Mr. Austin beat me to it, striding over to the foot of the stairs. “Hey, Allen Ginsberg! Your girlfriend’s here! Get your ass in gear!”

I kept my eyes glued to the kitchen floor, hoping it would keep Mr. Austin from continuing our conversation. The tiles were perfectly clean, perfectly shined, except for a toe print just in front of my feet. I inched my right foot forward and pressed my big toe down on top of the print. It matched perfectly.

Jake clattered down the stairs and I looked up, seeing him much younger in the shadowed hallway. He was twelve, thirteen, eager to show me and Lacey his newest game console. He was in baggy blue shorts, ready to teach me how to sink a layup. He was surreptitiously checking his face for zits in the hallway mirror; he was shoving books into a duffel bag. He was damp from the shower; he was sneezing into a paper towel; he was tugging at a new tie. He was tired, uncertain, proud, nervous, eager, disappointed, pleased. He was everything I’d ever known him to be. He was five years of Jake all at once.

Mr. Austin shook his head. “See if you can do something with him.”

Jake scowled, but I smiled my first genuine smile of the night. “I will.” I held out my hand to Jake and he crossed the room to meet me. He looked tired and grumpy. I slid my fingers into his hard hand and held tight.

“We’re taking the truck,” he told his father, and pulled me out the door.

In the truck he didn’t talk, and I pressed my fingers against my knees. Jake drove through the neighborhood and turned onto the slow country highway that stretched between the gates of Sauvignon and the edge of town, twelve miles of empty hills and paper stalk cornfields. The moon hung low over distant trees, a circle of deep orange.

Jake slapped the steering wheel. “Goddammit!” His voice was deafening in the quiet night, and I imagined entire fields of geese waking to startled flight. “That fucking . . . He had no fucking right.” I wanted to reach over and place my hand on his leg, to comfort or maybe distract him, but in his voice I heard something of his father, and I stayed still.

“Fuck!” he said, and pulled over to the side of the road. “I’m sorry.”

“It’s okay.”

We sat in silence for a moment, staring straight ahead. The engine murmured beneath us. Jake reached across me and flipped open the glove box. Inside, a silver flask glinted in the low-wattage light. He grabbed it and took a long swallow, and another, and then handed the flask to me. I drank without thinking. “Jake,” I said. “Is everything —”

He shook his head, staring through the dark. A last, late firefly glowed briefly and disappeared. “He found my — I was trying to — I wanted —”

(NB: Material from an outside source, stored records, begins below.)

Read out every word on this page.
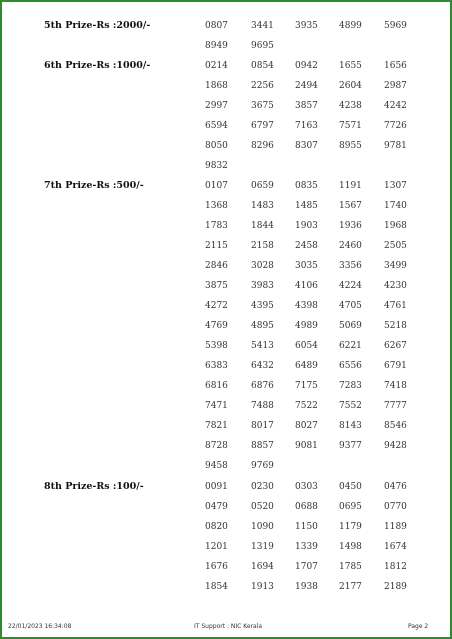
5th Prize-Rs :2000/-	0807	3441 3935 4899 5969
8949	9695
6th Prize-Rs :1000/-	0214	0854 0942 1655 1656
1868	2256 2494 2604 2987
2997	3675 3857 4238 4242
6594	6797 7163 7571 7726
8050	8296 8307 8955 9781
9832
7th Prize-Rs :500/-	0107	0659 0835 1191 1307
1368	1483 1485 1567 1740
1783	1844 1903 1936 1968
2115	2158 2458 2460 2505
2846	3028 3035 3356 3499
3875	3983 4106 4224 4230
4272	4395 4398 4705 4761
4769	4895 4989 5069 5218
5398	5413 6054 6221 6267
6383	6432 6489 6556 6791
6816	6876 7175 7283 7418
7471	7488 7522 7552 7777
7821	8017 8027 8143 8546
8728	8857 9081 9377 9428
9458	9769
8th Prize-Rs :100/-	0091	0230 0303 0450 0476
0479	0520 0688 0695 0770
0820	1090 1150 1179 1189
1201	1319 1339 1498 1674
1676	1694 1707 1785 1812
1854	1913 1938 2177 2189
22/01/2023 16:34:08	IT Support : NIC Kerala	Page 2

For one crazy second, I thought of Ethan in his Jeep, staring out the window and talking about his mother’s boyfriend, his little brothers. Is this how boys confess? Staring through windshields into darkness? But thinking of Ethan made me feel guilty. I turned my focus back to Jake.

“It’s so fucking stupid. I was just . . . I wanted to write something . . . for you. . . . I know how much you like that stuff, and Lacey said . . .” He shook his head. “He fucking ripped it up.”

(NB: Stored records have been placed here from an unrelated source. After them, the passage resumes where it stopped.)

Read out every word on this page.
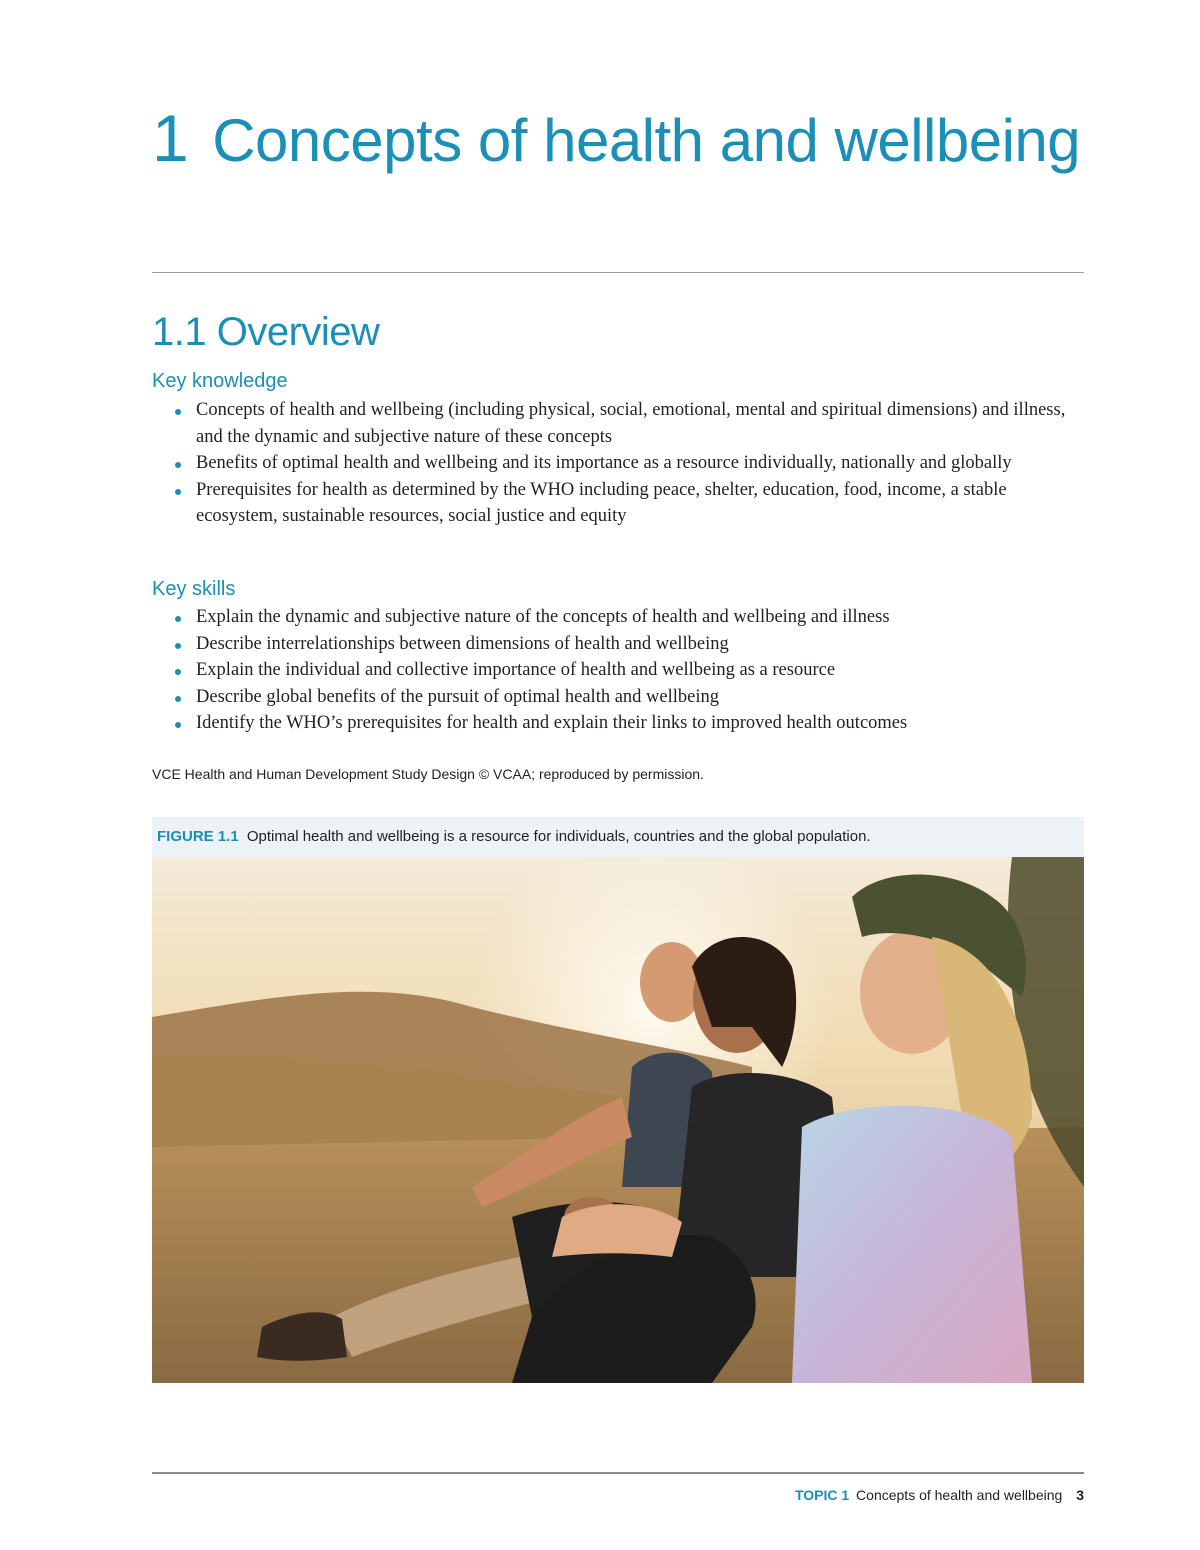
1 Concepts of health and wellbeing
1.1 Overview
Key knowledge
Concepts of health and wellbeing (including physical, social, emotional, mental and spiritual dimensions) and illness, and the dynamic and subjective nature of these concepts
Benefits of optimal health and wellbeing and its importance as a resource individually, nationally and globally
Prerequisites for health as determined by the WHO including peace, shelter, education, food, income, a stable ecosystem, sustainable resources, social justice and equity
Key skills
Explain the dynamic and subjective nature of the concepts of health and wellbeing and illness
Describe interrelationships between dimensions of health and wellbeing
Explain the individual and collective importance of health and wellbeing as a resource
Describe global benefits of the pursuit of optimal health and wellbeing
Identify the WHO’s prerequisites for health and explain their links to improved health outcomes

VCE Health and Human Development Study Design © VCAA; reproduced by permission.

FIGURE 1.1 Optimal health and wellbeing is a resource for individuals, countries and the global population.

TOPIC 1 Concepts of health and wellbeing 3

“God,” I said. “I’m sorry.”

He punched the steering wheel. “Never mind. It’s so fucking stupid. My dad’s right.”

I spoke quietly. “No he’s not.”

“Yes, Paige, he is. Poetry is for chicks and fags.” His voice was heavy with disgust, and he sounded like his dad.

“Jake —” I ached to think of his first, fragile attempts at writing, real writing, ripped apart and sagging in strips against the sides of his wastebasket.

He didn’t look at me. “Lacey says some girls just go for gay guys, but I thought if I could —”

Lacey? She was behind this? I suddenly wanted to punch something myself.

“Fuck it,” Jake said. He shifted the truck back into first gear and revved the engine.

I wanted to make him feel better, but I didn’t know any words that could temper the strange severity of his tight fists and sharp voice. My hand reached for his and faltered in the space between us, hanging, until it felt unhinged from my body. The headlights stretched down the dark road before us, catching bits of leaf and dust blowing through the blustery night. “At least let me drive,” I said, but he shook his head.